Hubert R. G. Schwyzer
Professor of Philosophy
UC Santa Barbara
Hubert Rudolf Georg Schwyzer, Professor Emeritus of Philosophy at the University of California, Santa Barbara, died of stomach cancer on June 22, 2006.
Hubert was born in Vienna, Austria, on March 16, 1935, to Dr. Georg Clemens Schwyzer, a physician, and Elisabeth Schuh Schwyzer. The family was forced to flee Austria in 1938, nine months after the Anschluss. Hubert grew up in England and attended a Jesuit boarding school before joining the Royal Air Force, where he served from 1953 to 1955. He went on to study at Reading University, where he graduated with a degree in philosophy in 1958. In 1959 he came to the United States for graduate study at the University of California at Berkeley, earning his doctorate in 1968. He taught philosophy at the University of Alberta, Canada, for two years from 1963 to 1965, and then at UC Santa Barbara for 37 years from 1965 until his retirement in 2002. At UCSB he served three separate terms as Department Chair and was active for many years in the University’s Education Abroad Program.
Hubert’s work centered on Kant and Wittgenstein and sought to examine and make accessible their insights into the nature of the relationship between thought and reality. He published many articles in the leading journals of our profession. His principle work, The Unity of Understanding: A Study in Kantian Problems, was published in 1990 by Clarendon Press-Oxford. In this work, Hubert examines Kant's theory of the understanding – a theory, he argues, that is underpinned by three theses: (1) The human understanding is autonomous, in the sense that it grasps objects by means of concepts that arise spontaneously from the understanding itself (rather than from the understanding's mirroring of its objects); yet (2) the objects grasped by the understanding are precisely those we perceive by our senses; further, (3) in its functioning, the understanding must follow rules – rules that are not private or subjective, but rather are what make it possible for us to communicate with one another by language.

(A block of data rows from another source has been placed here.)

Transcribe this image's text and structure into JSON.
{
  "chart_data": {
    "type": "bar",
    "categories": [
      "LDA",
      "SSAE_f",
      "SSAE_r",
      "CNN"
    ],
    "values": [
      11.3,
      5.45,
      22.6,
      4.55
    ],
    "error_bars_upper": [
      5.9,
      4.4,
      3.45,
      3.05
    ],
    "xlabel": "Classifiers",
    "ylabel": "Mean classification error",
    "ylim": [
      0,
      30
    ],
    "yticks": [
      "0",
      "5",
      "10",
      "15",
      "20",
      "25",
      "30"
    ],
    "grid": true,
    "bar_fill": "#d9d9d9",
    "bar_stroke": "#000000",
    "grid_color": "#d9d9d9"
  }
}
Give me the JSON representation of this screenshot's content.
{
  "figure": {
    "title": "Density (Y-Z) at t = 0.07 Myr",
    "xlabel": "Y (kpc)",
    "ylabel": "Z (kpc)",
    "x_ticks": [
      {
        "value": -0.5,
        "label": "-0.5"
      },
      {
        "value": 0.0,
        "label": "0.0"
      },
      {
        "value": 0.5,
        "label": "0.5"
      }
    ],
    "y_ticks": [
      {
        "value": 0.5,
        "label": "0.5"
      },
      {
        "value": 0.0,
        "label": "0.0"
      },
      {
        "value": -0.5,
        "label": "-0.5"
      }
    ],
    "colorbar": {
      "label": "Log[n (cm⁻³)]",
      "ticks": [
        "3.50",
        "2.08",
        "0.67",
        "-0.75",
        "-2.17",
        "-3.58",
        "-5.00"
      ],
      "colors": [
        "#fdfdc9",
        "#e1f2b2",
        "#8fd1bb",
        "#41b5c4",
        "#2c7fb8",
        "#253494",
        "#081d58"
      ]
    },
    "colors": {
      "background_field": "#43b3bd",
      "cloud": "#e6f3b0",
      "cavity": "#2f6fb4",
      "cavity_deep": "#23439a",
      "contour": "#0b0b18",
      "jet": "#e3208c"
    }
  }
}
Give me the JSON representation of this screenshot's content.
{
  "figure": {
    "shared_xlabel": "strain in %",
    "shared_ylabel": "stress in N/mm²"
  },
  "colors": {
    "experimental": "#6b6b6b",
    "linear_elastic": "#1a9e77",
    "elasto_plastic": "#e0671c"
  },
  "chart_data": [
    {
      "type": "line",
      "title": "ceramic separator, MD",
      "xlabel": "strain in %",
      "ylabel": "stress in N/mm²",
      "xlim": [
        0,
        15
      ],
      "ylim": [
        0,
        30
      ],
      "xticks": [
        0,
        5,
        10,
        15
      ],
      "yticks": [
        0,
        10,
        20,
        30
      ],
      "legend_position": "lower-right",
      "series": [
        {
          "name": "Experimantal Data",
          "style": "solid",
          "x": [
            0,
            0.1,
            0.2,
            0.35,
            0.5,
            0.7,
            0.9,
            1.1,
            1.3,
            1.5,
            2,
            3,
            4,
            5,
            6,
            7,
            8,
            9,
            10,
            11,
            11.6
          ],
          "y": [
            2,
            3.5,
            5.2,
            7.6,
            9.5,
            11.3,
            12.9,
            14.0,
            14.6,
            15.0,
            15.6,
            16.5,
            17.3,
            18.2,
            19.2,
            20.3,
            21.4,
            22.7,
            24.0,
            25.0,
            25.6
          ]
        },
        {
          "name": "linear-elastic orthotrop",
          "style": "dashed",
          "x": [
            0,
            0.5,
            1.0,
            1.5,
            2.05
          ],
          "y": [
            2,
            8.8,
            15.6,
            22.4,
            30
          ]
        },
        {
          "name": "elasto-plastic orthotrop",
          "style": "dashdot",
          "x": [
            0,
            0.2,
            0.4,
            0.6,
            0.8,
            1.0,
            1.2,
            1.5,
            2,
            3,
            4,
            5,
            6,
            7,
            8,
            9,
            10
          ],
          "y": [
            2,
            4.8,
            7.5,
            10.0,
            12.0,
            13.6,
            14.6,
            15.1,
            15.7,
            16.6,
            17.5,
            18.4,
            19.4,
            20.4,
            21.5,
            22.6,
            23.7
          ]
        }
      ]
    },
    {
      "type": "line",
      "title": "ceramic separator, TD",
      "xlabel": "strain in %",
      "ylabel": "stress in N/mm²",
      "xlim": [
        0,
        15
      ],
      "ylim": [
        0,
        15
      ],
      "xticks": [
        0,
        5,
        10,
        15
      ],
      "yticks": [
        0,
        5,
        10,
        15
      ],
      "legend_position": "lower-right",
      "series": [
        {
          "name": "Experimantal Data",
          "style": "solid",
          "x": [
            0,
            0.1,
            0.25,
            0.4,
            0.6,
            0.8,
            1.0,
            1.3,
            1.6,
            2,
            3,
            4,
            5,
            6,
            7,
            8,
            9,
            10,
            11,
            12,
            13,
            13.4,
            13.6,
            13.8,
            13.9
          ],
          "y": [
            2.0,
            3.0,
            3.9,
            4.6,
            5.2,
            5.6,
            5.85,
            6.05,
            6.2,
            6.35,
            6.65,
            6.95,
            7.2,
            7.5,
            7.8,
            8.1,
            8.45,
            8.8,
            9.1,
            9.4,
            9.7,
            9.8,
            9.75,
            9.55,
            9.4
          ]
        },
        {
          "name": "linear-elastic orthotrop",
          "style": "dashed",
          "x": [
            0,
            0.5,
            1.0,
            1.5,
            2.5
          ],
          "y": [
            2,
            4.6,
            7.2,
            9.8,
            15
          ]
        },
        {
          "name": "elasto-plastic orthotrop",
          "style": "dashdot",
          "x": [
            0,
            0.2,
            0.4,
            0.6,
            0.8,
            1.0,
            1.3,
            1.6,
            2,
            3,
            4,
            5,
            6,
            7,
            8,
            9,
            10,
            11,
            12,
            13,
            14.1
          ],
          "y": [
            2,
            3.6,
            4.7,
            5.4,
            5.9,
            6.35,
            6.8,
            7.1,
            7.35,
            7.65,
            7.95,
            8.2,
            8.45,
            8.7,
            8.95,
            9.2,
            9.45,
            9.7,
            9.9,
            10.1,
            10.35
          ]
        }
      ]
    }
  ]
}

Hubert maintains that Kant succeeds in making a very good case for each of these theses and also that they are in themselves highly plausible. Yet, he argues, Kant is unable to hold them together in a unified account of the nature of understanding. Not only is he obliged to make ad hoc maneuvers and adjustments to meet the different demands made by these theses, he is, further, unable to provide the kinds of arguments and explanations that his theory is designed to provide. Hubert shows that Kant’s inability to hold his three theses together has deep roots in the philosophical tradition to which he belongs. The requirements which he adduces for the nature of understanding cannot be satisfied within the general picture of what it is to be a thinking being that he shares with his predecessors, a picture in which the idea of representing something to oneself is taken to be the fundamental feature of consciousness. Those requirements, laid down by Kant himself, necessitate a complete break with that picture, and in fact call for a picture of a quite different kind.
Hubert also proposes a solution to the problem Kant is unable to solve, a solution inspired by the Wittgensteinian tradition in which he worked during much of his career. Offering a detailed discussion of the nature of rule-following, he argues that Kant’s central problem can be resolved only if rule-consciousness is construed in fundamentally practical terms.
After his retirement, Hubert had more time to pursue his passion of playing his cello in chamber music ensembles, including the Bow’s Art Trio, a group he helped found. Music and his friendships with his fellow musicians were great joys to him.
Hubert Schwyzer was a kind and gentle human being, loved by all who knew him. He was a popular teacher and an admired and respected colleague, whose wise and humane counsel made him highly influential in departmental deliberations. A remarkably selfless philosopher, his work was motivated solely by the desire to win his way to philosophical insight and understanding.
He is survived by his wife, Carol Schwyzer, of Santa Barbara; daughters Elizabeth of Santa Barbara and Diana of San Francisco; his former wife Alison Schwyzer of Carmel, his sons Hugo of Pasadena and Philip of Exeter, England; his grandchildren Edward and Sophia; his sister Christa Pongratz-Lippitt of Vienna and his brother George Schwyzer of New York.